To Important For Consistency
“You don’t appreciate what happened in that prison until you see it.” Aaron Brown, CNN.
The Big Time Media knows what's best for you. You need to see every single Abu Ghraib picture the media can find. But, you are not to view Nick Berg's beheading. And, you cannot see pictures of partial birth abortion.
What determines what picture the media will show you seems to depend upon their agenda, not, as Aaron Brown phrased it, a need to appreciate.
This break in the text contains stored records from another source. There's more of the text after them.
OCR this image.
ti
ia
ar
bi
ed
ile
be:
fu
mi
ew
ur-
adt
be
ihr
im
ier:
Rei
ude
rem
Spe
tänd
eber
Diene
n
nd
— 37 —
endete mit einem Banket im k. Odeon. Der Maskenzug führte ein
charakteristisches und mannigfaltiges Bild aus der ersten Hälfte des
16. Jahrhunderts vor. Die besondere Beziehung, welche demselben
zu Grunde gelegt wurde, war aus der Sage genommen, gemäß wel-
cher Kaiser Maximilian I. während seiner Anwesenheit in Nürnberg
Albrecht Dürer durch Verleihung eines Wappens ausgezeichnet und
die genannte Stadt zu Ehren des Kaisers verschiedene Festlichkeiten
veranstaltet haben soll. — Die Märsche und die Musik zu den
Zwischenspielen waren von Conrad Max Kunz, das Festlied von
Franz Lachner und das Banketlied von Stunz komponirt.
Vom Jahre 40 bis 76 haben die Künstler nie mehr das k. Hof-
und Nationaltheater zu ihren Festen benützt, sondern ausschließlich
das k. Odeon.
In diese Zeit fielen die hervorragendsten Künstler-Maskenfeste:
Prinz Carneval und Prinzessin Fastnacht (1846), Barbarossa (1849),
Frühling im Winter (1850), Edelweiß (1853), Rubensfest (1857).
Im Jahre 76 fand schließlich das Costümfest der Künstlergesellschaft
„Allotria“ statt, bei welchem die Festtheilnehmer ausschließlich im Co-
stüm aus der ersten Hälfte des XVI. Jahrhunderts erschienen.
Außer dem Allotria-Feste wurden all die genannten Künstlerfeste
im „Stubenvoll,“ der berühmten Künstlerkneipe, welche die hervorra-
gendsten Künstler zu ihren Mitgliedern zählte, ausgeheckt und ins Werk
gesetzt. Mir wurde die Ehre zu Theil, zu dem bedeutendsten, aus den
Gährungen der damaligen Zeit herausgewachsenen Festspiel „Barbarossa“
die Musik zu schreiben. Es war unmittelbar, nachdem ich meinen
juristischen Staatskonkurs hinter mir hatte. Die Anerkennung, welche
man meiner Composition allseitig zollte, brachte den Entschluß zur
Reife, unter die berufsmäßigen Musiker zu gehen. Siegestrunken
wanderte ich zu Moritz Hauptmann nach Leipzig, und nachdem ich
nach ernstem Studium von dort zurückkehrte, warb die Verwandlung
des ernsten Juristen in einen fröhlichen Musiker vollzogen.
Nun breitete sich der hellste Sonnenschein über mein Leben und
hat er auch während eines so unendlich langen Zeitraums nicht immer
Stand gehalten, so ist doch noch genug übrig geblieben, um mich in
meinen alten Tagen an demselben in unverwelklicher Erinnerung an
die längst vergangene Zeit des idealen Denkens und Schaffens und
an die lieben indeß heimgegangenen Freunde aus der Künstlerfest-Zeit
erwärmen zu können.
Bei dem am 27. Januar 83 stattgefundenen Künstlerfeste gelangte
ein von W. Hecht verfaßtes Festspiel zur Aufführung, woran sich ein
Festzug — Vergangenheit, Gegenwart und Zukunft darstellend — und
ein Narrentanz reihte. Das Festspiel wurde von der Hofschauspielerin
[I]f, as Brown argued, graphic detail is essential to understanding stories, why did the media agonize over (and largely suppress) close-up photos of the dismembered bodies of the four American civilians murdered and torched at Fallujah? The tape of Berg being beheaded is in the public domain. Why doesn’t Aaron Brown demand that CNN show it so that we can better understand terrorism? And why did the networks and the print media withhold the grisly 9/11 pictures of bodies hitting the ground at the World Trade Center? Many factors are at work here, including queasiness about pouring violent images into family newspapers and broadcasts. But surely one factor is a semiconscious double standard: The media are more likely to show what is done by Americans than what is done to Americans. Group attitudes about American power and values tend to affect news judgment. No surprise there.
John Leo notes not just this, but other glaring double standards in reporting.